To hear Waylon tell the story [go to YouTube to hear him or read his autobiography Waylon], Richie Albright [his drummer and the producer of this particular session] was in the control room while Waylon was in the studio.  Waylon had received the package but didn’t open it, and when he saw the DEA in the control room, he threw the package over his shoulder and it got stuck under one of the baseboards on the other side of the studio.  All the while this was going on, Richie had the talk-back button pushed and Waylon could hear everything that was said [but the agents couldn’t see Waylon].  Waylon then came into the control room and read the warrant for his arrest and the search warrants.  The search warrant was screwed up – it allowed the DEA to search Waylon’s Nashville office, but not the recording studio.  The DEA couldn’t go in there.

While Waylon was engaged with the DEA agents, Richie went into the studio under the pretext of moving around some baffles.  But what he really did was find the cocaine and take it to the bathroom.  Before everyone knew it, the toilet flushed for all to hear.  One of the DEA agents got really pissed and asked where the cocaine was.  Waylon responded “if it ever was here it ain’t here no more.” 

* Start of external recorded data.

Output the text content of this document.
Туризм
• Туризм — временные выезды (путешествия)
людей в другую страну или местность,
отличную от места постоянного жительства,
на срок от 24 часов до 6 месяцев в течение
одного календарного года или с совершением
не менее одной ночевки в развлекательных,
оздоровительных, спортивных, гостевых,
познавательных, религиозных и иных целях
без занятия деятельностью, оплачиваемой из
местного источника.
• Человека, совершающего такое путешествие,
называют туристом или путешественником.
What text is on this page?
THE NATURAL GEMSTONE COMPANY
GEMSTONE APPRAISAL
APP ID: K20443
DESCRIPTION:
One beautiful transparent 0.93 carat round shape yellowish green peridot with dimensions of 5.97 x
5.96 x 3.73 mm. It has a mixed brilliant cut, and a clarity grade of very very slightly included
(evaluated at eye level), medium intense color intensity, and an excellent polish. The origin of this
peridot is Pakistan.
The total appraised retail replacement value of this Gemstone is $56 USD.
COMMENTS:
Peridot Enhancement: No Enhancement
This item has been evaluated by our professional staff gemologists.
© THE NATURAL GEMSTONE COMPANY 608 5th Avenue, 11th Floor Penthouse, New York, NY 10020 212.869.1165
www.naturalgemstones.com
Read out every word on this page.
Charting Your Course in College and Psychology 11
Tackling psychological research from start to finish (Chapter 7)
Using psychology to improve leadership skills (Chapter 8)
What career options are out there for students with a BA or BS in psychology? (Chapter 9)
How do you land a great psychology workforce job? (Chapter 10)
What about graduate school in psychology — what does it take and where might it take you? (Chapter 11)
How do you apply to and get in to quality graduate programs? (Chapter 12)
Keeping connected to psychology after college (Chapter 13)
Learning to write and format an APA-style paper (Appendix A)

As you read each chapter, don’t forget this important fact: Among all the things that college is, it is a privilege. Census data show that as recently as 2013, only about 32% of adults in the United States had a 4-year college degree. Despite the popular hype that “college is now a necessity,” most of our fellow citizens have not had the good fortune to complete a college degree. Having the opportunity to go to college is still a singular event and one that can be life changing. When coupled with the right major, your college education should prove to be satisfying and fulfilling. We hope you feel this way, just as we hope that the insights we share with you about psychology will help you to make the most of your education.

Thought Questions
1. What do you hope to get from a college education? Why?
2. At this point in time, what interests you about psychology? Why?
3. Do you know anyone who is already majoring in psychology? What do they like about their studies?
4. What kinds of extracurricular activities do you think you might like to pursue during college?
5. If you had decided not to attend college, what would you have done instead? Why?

Waylon was charged with possession of cocaine, but the charges were dropped because of “lack of evidence.”  But he got a song out of it, one that he used to open many shows.  It has his trademark thumping bass, four-on-the-floor driving rhythm that works very well as a show opener.  He often followed with with JJ Cale’s Clyde, a song about a bass-playing dog – it was a good one-two punch [see video].  Until Waylon Jennings came along, country music didn’t sound like this.  His lawyer freaked out because he heard the song and thought it was a “confession.”  Waylon didn’t care…


I'm for the law and order the way that it should be
This song's about the night they spent protecting you from me
Someone called us outlaws in some old magazine
New York sent a posse down like I ain't ever seen

Don't you think this outlaw bit's done got out of hand?
What started out to be a joke the law don't understand
Was it singing through my nose that got me busted by the man?
Maybe this here outlaw bit's done got out of hand, out of hand

We were wrapped up in our music that's why we never saw
Cars pull up, the boys get out and the room fills up with law
They came boundin' through the backdoor in the middle of a song
They got me for possession of something that was gone, long gone

Don't you think this outlaw bit's done got out of hand?
What started out to be a joke the law don't understand
Was it singing through my nose that got me busted by the man? Oh Lord
Maybe this here outlaw bit's done got out of hand
Don't you think this outlaw bit's done got out of hand, out of hand?